What is self-sufficiency?
Self-sufficiency means that a country can safely and swiftly meet the needs of their population for blood and blood products through voluntary, non-remunerated donations made within their own country.

NZ’s self-sufficiency status means:
A safe supply of blood and blood products is available when you need it
Everyone has equal access
Donors are 100% voluntary and non-remunerated
Our health service’s needs are met through donations made within NZ

As defined by the World Health Organisation, NZ is entirely self-sufficient in six key types of blood and blood products:
• Whole blood / red cells - Used for treatment of people with: chronic anaemia resulting from disorders such as kidney failure or cancers; and acute blood loss as a result of trauma or surgery
• Platelets - Used to support patients undergoing treatment for some blood diseases and cancer and also to control bleeding following cardiac surgery and trauma.
• Plasma for transfusion - Used to control bleeding in patients following trauma or transplantation.
• Plasma derived clotting factor VIII - Treatment of Haemophilia A
• Polyvant human immunoglobulin solutions - Used for treatment of people with immune deficiencies or in treatment of a range of diseases where the patient’s immune system is compromised.
• Human albumin solutions – Used for volume expansion and the treatment of burns

For developed nations like New Zealand, the biggest current challenge to self-sufficiency is the growing demand for plasma and plasma derived products. Paid plasma collection mainly occurs in Germany and the United States. As international demands continue to increase, in the long term it is likely to become increasingly difficult to meet growing global demands. Self-sufficiency is central to ensuring on-going access to plasma products for those people who need them.
About the New Zealand Blood Service:
The New Zealand Blood Service (NZBS) in a not-for-profit Crown entity responsible for the collection, processing, testing and storage and distribution of all blood and blood products in New Zealand.

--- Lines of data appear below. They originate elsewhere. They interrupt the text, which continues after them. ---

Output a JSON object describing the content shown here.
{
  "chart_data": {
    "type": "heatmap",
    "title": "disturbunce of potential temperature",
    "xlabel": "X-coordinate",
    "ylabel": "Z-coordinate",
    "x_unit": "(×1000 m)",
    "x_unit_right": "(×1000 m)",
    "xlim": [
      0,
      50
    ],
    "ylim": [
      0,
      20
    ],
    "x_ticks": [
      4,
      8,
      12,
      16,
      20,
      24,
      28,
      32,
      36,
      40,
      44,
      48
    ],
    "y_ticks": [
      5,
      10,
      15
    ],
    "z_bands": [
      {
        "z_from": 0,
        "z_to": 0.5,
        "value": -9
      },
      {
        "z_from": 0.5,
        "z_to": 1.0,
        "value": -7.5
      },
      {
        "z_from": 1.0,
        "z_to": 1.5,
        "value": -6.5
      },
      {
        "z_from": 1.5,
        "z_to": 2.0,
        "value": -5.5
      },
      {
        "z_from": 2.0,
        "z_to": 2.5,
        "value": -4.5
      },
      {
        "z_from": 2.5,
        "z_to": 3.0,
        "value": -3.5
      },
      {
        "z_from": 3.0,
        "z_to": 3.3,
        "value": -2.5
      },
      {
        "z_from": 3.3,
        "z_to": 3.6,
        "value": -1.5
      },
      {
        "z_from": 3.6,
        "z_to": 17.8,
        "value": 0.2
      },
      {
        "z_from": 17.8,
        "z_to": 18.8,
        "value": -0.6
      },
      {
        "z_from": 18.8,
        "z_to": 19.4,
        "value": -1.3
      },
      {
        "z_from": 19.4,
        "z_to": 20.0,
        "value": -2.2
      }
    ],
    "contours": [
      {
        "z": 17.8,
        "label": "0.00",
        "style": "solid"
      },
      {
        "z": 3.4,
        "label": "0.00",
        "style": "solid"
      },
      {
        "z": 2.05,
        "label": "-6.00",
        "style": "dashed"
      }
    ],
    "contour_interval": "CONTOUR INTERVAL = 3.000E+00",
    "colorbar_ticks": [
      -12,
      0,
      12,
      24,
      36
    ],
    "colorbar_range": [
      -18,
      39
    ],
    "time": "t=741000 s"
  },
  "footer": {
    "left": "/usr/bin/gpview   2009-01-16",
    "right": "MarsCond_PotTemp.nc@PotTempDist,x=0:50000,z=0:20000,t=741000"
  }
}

We rely on voluntary and non-remunerated blood donations from individuals around the country in order to provide a constant supply of precious blood and blood products used by our health services to save thousands of lives.

• The need for donors is constant – we must collect around 3,000 donations every week nationally and are always working to maintain and grow our register of donors to make this possible.
• In New Zealand, around 42,000 people need donated blood every year.
• There is no alternative for patients in need of blood or blood products – blood donors saves lives.
• Less than 4% of eligible New Zealanders currently donate blood, around 90,000.

World Blood Donor Day, celebrated in New Zealand and internationally on Friday 14 June, is our most important annual campaign to remind New Zealanders of the importance of donating blood and to celebrate the contribution they make to a self-sufficient blood service.